Doctoral candidate Annesha Makhal at the University of Otago set out to study how children see deformed fruits and vegetables as part of her marketing program, and she learned they are far more accepting of weirdly spiked carrots or heart-shaped potatoes than adults are.
That’s important because 45 percent of produce is thrown away each year – often at different points in the supply chain – and the visual appeal is one of the biggest reasons. Grown-up shoppers avoid it so retailers don’t want it, even though the taste and nutrition value remains. Yet when it comes to global food systems, it’s the waste that accounts for up to 10 percent of all greenhouse gas emissions, according to an Intergovernmental Panel on Climate Change report released in August.
“The United Nations has a goal to halve food loss and waste by 2030, which like many other countries, New Zealand has also adopted,” Makhal said. “Meeting this goal means that we need to identify areas where food waste could be avoided.

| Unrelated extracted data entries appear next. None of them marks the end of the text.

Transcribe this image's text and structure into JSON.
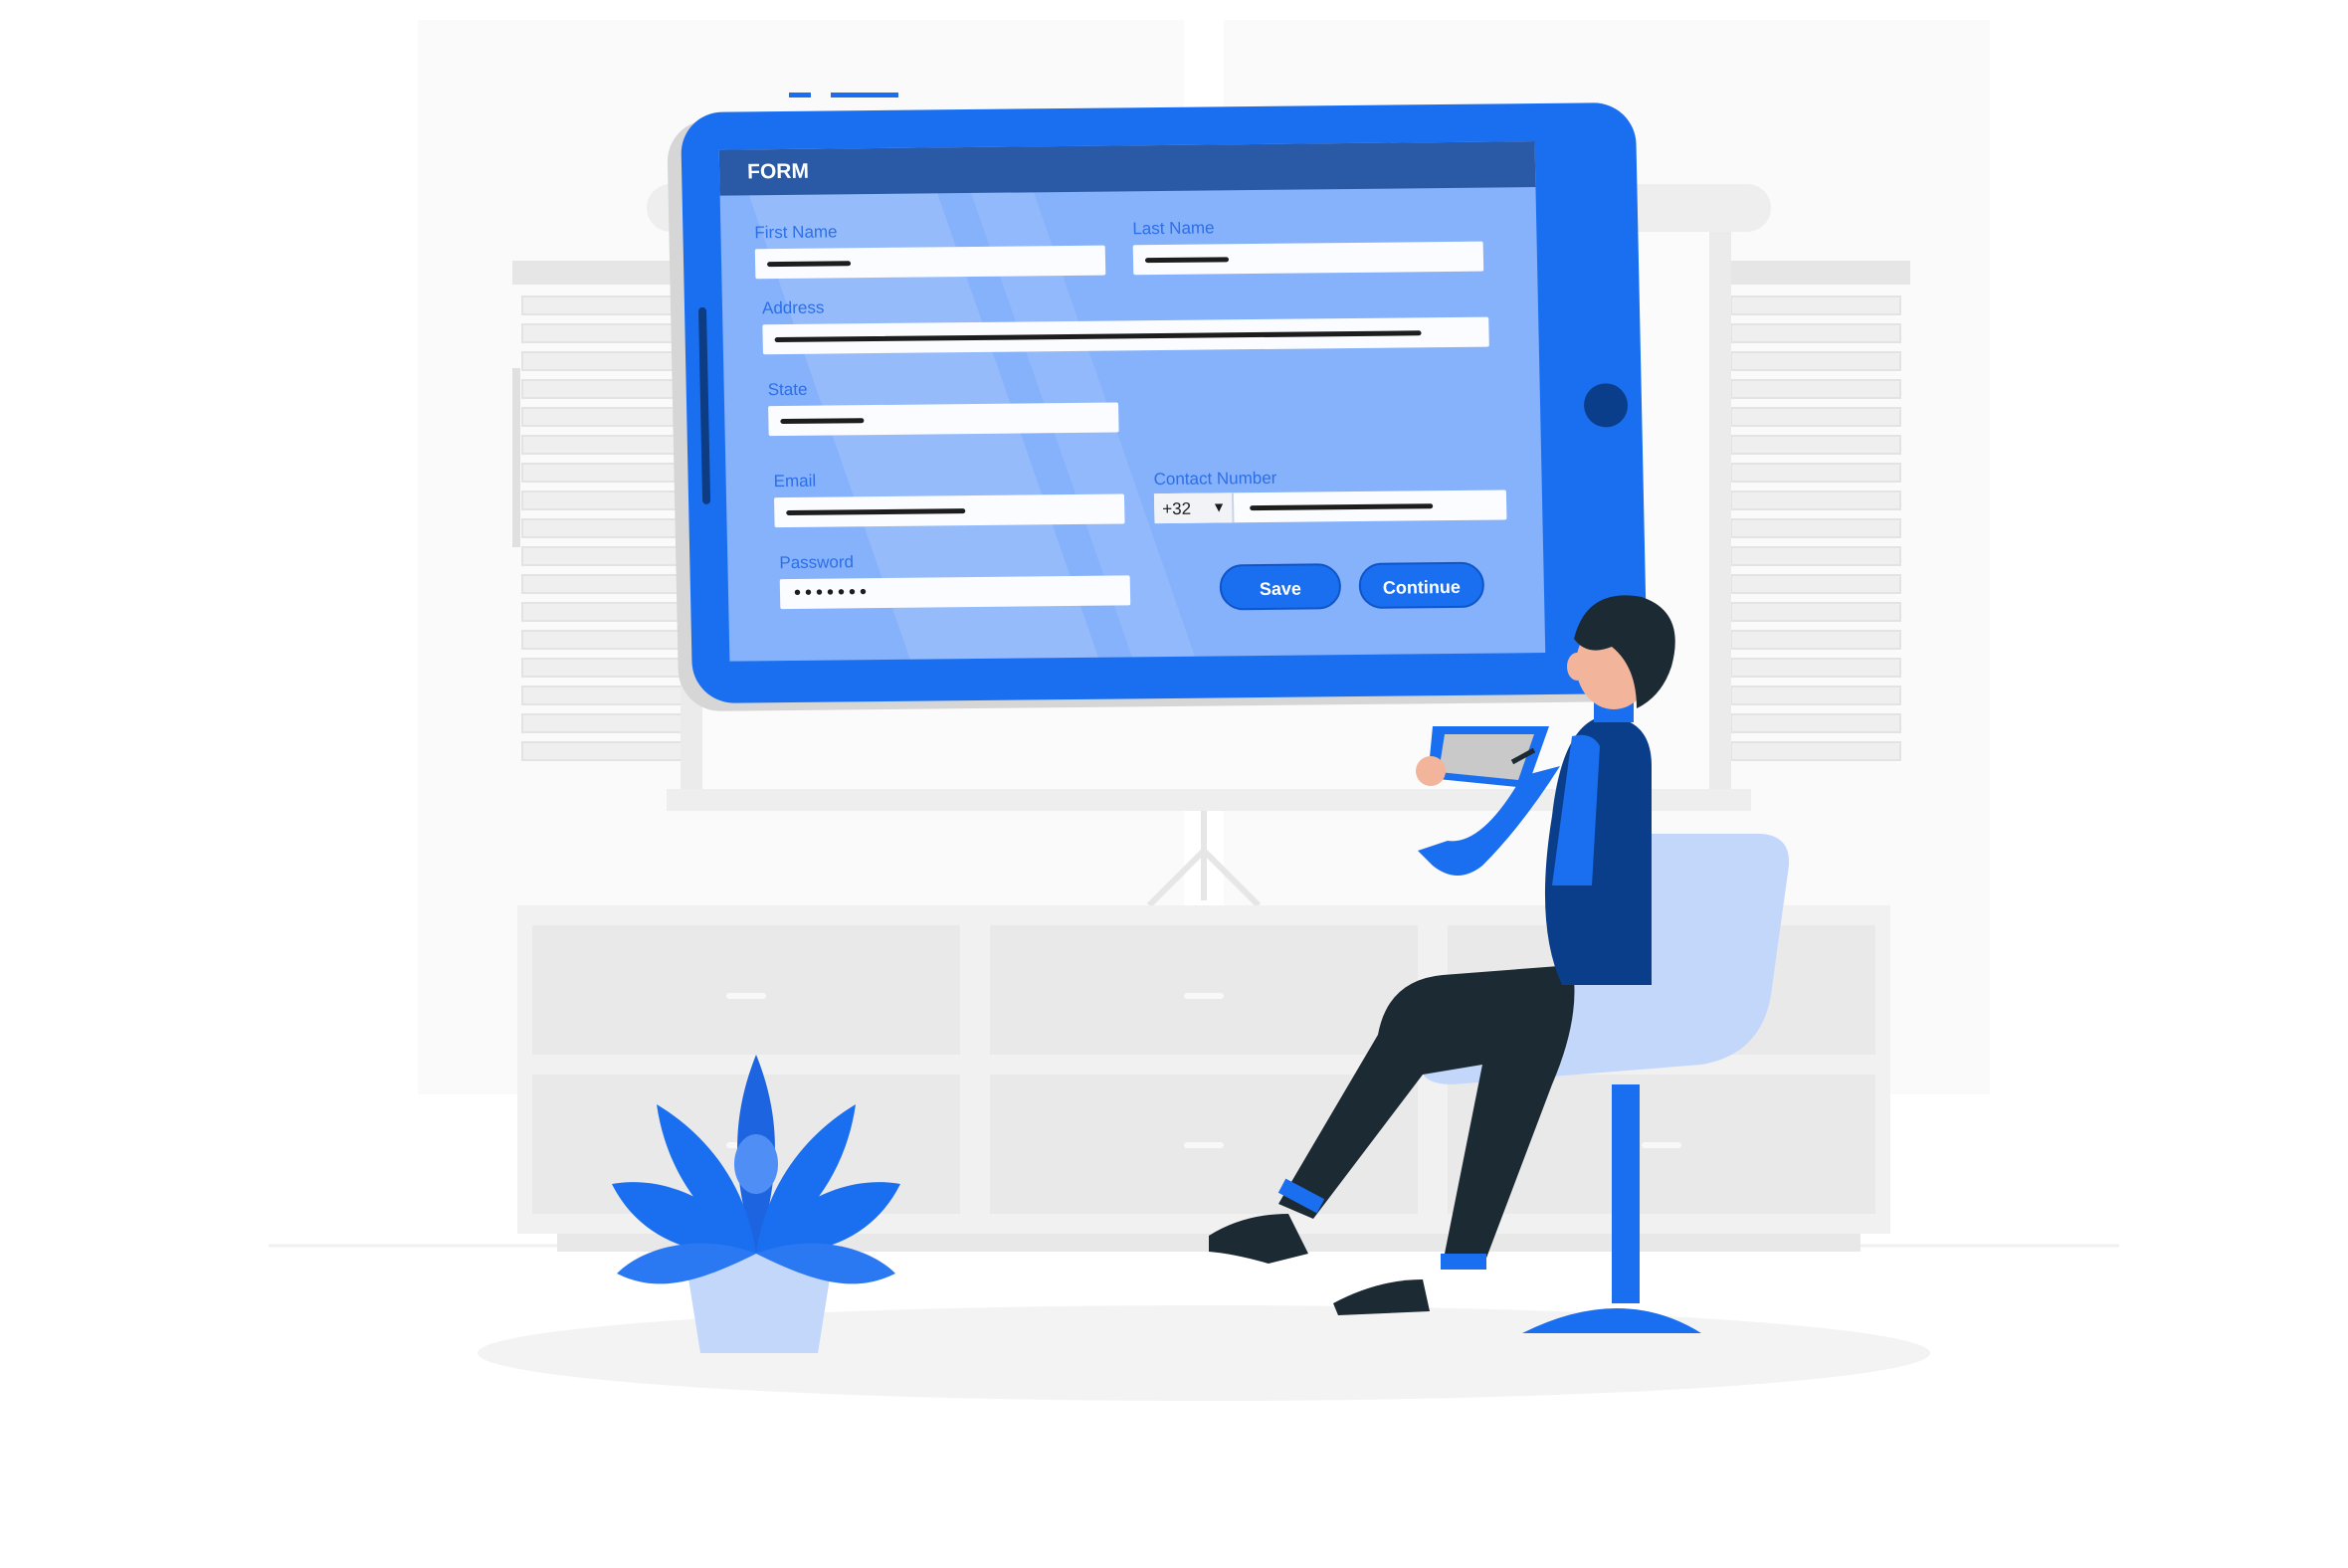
{
  "form": {
    "title": "FORM",
    "fields": {
      "first_name": {
        "label": "First Name",
        "value": ""
      },
      "last_name": {
        "label": "Last Name",
        "value": ""
      },
      "address": {
        "label": "Address",
        "value": ""
      },
      "state": {
        "label": "State",
        "value": ""
      },
      "email": {
        "label": "Email",
        "value": ""
      },
      "contact_number": {
        "label": "Contact Number",
        "country_code": "+32",
        "value": ""
      },
      "password": {
        "label": "Password",
        "masked": "•••••••"
      }
    },
    "buttons": {
      "save": "Save",
      "continue": "Continue"
    }
  },
  "colors": {
    "accent": "#1a6ff0",
    "screen": "#86b1fb",
    "header": "#2a5aa6",
    "dark": "#0a3e8a",
    "light_blue": "#c3d7fb"
  }
}
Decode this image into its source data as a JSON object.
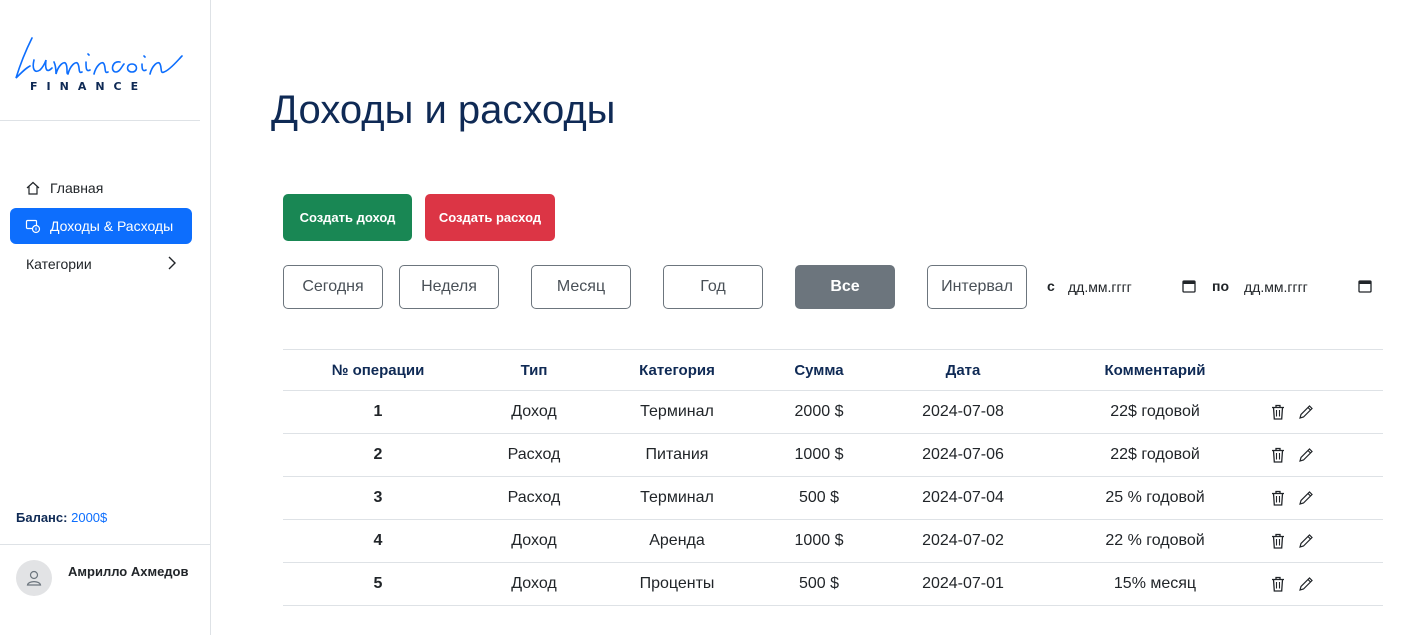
{
  "brand": {
    "script": "Luminсoin",
    "sub": "FINANCE"
  },
  "sidebar": {
    "items": [
      {
        "label": "Главная",
        "icon": "home-icon",
        "active": false
      },
      {
        "label": "Доходы & Расходы",
        "icon": "wallet-icon",
        "active": true
      },
      {
        "label": "Категории",
        "icon": "chevron-right-icon",
        "active": false
      }
    ],
    "balance_label": "Баланс:",
    "balance_value": "2000$",
    "user_name": "Амрилло Ахмедов"
  },
  "main": {
    "title": "Доходы и расходы",
    "create_income": "Создать доход",
    "create_expense": "Создать расход",
    "filters": [
      "Сегодня",
      "Неделя",
      "Месяц",
      "Год",
      "Все",
      "Интервал"
    ],
    "active_filter": "Все",
    "date_from_label": "с",
    "date_to_label": "по",
    "date_placeholder": "дд.мм.гггг"
  },
  "table": {
    "headers": [
      "№ операции",
      "Тип",
      "Категория",
      "Сумма",
      "Дата",
      "Комментарий"
    ],
    "rows": [
      {
        "num": "1",
        "type": "Доход",
        "kind": "income",
        "category": "Терминал",
        "amount": "2000 $",
        "date": "2024-07-08",
        "comment": "22$ годовой"
      },
      {
        "num": "2",
        "type": "Расход",
        "kind": "expense",
        "category": "Питания",
        "amount": "1000 $",
        "date": "2024-07-06",
        "comment": "22$ годовой"
      },
      {
        "num": "3",
        "type": "Расход",
        "kind": "expense",
        "category": "Терминал",
        "amount": "500 $",
        "date": "2024-07-04",
        "comment": "25 % годовой"
      },
      {
        "num": "4",
        "type": "Доход",
        "kind": "income",
        "category": "Аренда",
        "amount": "1000 $",
        "date": "2024-07-02",
        "comment": "22 % годовой"
      },
      {
        "num": "5",
        "type": "Доход",
        "kind": "income",
        "category": "Проценты",
        "amount": "500 $",
        "date": "2024-07-01",
        "comment": "15% месяц"
      }
    ]
  },
  "colors": {
    "primary": "#0d6efd",
    "income": "#198754",
    "expense": "#dc3545",
    "navy": "#0f2a55",
    "secondary": "#6c757d"
  }
}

This is where my research comes in.”
What she did was to arm nearly 100 kids between the ages of 5 and 11 with shopping baskets. They were asked to complete a “shopping list” by choosing two of each fruit or vegetable item on the list. A large assortment of produce items arrayed on display included funny, nubby, ugly and weird foods.
And here’s the thing she learned: the children didn’t care. In fact, they seemed to want the foods in more interesting shapes and Makhal said she watched them use their imaginations in ways not matched by adults who have learned to choose “perfect” instead. The kids generally preferred both twisty and tasty, although they avoided items with bruises or brown marks.
“I like it, I like how it’s bent because I like all sorts of carrots,” said an 8-year-old boy. “It’s different and it’s twisted,” said one of his counterparts, an 11-year-old girl who preferred the “ugly” version. The kids also were attracted to misshapen fruits when they saw them as objects or characters.
Makhal’s research findings appear to support some seasonal marketing strategies such as “freaky fruits” sold at Halloween. “We believe in zero waste and using everything first as decorations and then eating it,” says Talia Shandler, vice president of produce wholesaler Shapiro-Gilman-Shandler in the United States. “We call it ‘table-to-table,’” she added in a recent holiday “fun food” interview with Progressive Grocer.
That sense of adventure is what Makhal thinks might work all the time, if retailers make space for the wonky foods that kids will want. “Specifically, most children were willing to eat produce with shape, size, and color defects. That means retailers can target produce with such cosmetic defects to children,” she said. “The more consumers we can get to accept ugly produce, the more fruits and vegetables we can save from the landfills, which is a step closer to an environmentally sustainable food supply chain.”